Secondo un rapporto, la corte presieduta dal Chief Justice of India (CJI), dopo aver ascoltato la richiesta, ha osservato che le richieste del ricorrente sono di natura più legislativa. Dato il carattere della richiesta, la corte, inclusi i giudici JD Pardiwala e Manoj Misra, ha respinto la richiesta. La Corte Suprema ha osservato che, nonostante il ricorrente abbia presentato un PIL richiedendo regolamenti e linee guida per la criptovaluta e il suo trading, l'obiettivo di fondo è quello di ottenere la cauzione.
Significativamente, Manu Prashant Wig, il ricorrente, è attualmente detenuto dalla polizia di Delhi in relazione a un caso di criptovaluta. L'Economic Offence Wing (EOW) della polizia di Delhi ha presentato un caso nel 2020, accusando Wig di aver indotto gli individui a investire in criptovalute con promesse di rendimenti più elevati.
Secondo il rapporto, Wig era uno dei direttori della Blue Fox Motion Picture Limited, che invogliava gli individui a investire. Successivamente, le vittime hanno segnalato la frode all'Economic Offence Wing (EOW) di Delhi. Un totale di 133 investitori o vittime che avevano investito i loro fondi hanno presentato un caso affermando che Wig li aveva ingannati.

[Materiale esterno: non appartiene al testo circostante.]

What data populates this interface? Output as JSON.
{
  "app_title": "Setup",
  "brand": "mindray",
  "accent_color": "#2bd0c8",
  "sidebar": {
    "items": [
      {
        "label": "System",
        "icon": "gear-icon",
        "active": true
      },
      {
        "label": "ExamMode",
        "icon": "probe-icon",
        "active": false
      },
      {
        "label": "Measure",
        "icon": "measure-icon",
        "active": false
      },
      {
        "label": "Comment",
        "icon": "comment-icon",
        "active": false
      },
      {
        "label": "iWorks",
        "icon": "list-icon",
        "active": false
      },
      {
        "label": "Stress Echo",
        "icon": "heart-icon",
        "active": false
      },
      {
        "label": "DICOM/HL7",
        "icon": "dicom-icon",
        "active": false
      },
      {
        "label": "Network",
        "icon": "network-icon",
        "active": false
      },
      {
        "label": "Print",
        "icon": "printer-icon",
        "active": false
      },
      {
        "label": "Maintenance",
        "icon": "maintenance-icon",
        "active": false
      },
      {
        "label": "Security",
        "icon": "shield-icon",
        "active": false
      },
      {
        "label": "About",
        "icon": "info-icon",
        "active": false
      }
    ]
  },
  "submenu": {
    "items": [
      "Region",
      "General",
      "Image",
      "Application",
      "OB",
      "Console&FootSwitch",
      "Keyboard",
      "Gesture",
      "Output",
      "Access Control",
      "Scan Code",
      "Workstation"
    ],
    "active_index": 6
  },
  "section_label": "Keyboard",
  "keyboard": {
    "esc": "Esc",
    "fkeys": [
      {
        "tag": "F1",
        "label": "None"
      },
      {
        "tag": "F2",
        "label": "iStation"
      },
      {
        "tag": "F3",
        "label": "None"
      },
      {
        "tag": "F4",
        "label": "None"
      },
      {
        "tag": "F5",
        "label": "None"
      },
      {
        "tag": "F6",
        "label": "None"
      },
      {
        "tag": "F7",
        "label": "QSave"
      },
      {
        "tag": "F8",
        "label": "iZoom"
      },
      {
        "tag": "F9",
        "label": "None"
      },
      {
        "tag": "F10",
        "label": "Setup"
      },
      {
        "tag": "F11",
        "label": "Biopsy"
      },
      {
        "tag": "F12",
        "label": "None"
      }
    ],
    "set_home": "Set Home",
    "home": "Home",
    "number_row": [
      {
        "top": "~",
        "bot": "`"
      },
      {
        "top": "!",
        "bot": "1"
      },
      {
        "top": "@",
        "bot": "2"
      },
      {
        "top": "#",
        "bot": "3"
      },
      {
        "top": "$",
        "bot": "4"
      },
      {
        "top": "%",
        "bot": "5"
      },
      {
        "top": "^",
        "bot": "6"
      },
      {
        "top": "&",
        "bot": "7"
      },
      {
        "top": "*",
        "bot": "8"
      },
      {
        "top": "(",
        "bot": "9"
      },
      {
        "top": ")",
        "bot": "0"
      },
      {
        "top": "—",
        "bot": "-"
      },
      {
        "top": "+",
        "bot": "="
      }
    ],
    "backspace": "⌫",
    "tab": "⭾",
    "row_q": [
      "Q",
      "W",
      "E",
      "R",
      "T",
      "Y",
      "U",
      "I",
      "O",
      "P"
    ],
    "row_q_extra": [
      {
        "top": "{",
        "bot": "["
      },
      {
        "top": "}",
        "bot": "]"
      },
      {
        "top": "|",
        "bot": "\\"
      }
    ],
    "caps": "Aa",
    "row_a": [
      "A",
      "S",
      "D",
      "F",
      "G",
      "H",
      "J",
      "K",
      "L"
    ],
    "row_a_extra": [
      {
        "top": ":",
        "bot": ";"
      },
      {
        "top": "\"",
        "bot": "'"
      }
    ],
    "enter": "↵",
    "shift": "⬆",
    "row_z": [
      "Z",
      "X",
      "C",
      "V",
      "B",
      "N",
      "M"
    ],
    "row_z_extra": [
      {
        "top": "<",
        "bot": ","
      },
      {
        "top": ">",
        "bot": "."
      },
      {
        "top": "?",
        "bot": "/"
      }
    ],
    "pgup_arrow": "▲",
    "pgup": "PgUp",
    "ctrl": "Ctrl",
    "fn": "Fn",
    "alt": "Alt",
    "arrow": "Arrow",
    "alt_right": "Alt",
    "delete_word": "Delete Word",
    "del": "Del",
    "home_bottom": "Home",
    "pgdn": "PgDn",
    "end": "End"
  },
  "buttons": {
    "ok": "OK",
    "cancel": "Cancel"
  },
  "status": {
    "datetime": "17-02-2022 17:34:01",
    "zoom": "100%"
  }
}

Cercando sollievo dalla custodia giudiziaria, il ricorrente, Manu Prashant, ha presentato un PIL chiedendo regolamenti e un quadro per il trading di criptovalute in India. Nonostante la Corte Suprema abbia respinto il PIL, la corte ha permesso al ricorrente, attualmente in carcere, di perseguire rimedi legali e di rivolgersi ad altre autorità competenti.
Durante l'udienza in tribunale, la corte guidata dal CJI Chandrachud ha consigliato al ricorrente di rivolgersi a un altro tribunale per ottenere la libertà su cauzione. Esprimendo riserve sulla richiesta di regolamenti per il trading di criptovalute, la corte ha osservato che tali richieste rientrano nel dominio legislativo. La corte ha evidenziato la sua incapacità di emanare direttive ai sensi dell'articolo 32 della Costituzione indiana.
Lo stato del trading di criptovalute in India rimane discutibile a causa dell'assenza di regole standardizzate, linee guida o quadri normativi specifici per la gestione delle criptovalute. L'India starebbe sviluppando un quadro normativo per le criptovalute, basandosi sulle raccomandazioni congiunte del Fondo monetario internazionale (FMI) e del Financial Stability Board (FSB). Il risultato potrebbe manifestarsi come legislazione legale entro i prossimi cinque o sei mesi, secondo la recente copertura di Cointelegraph.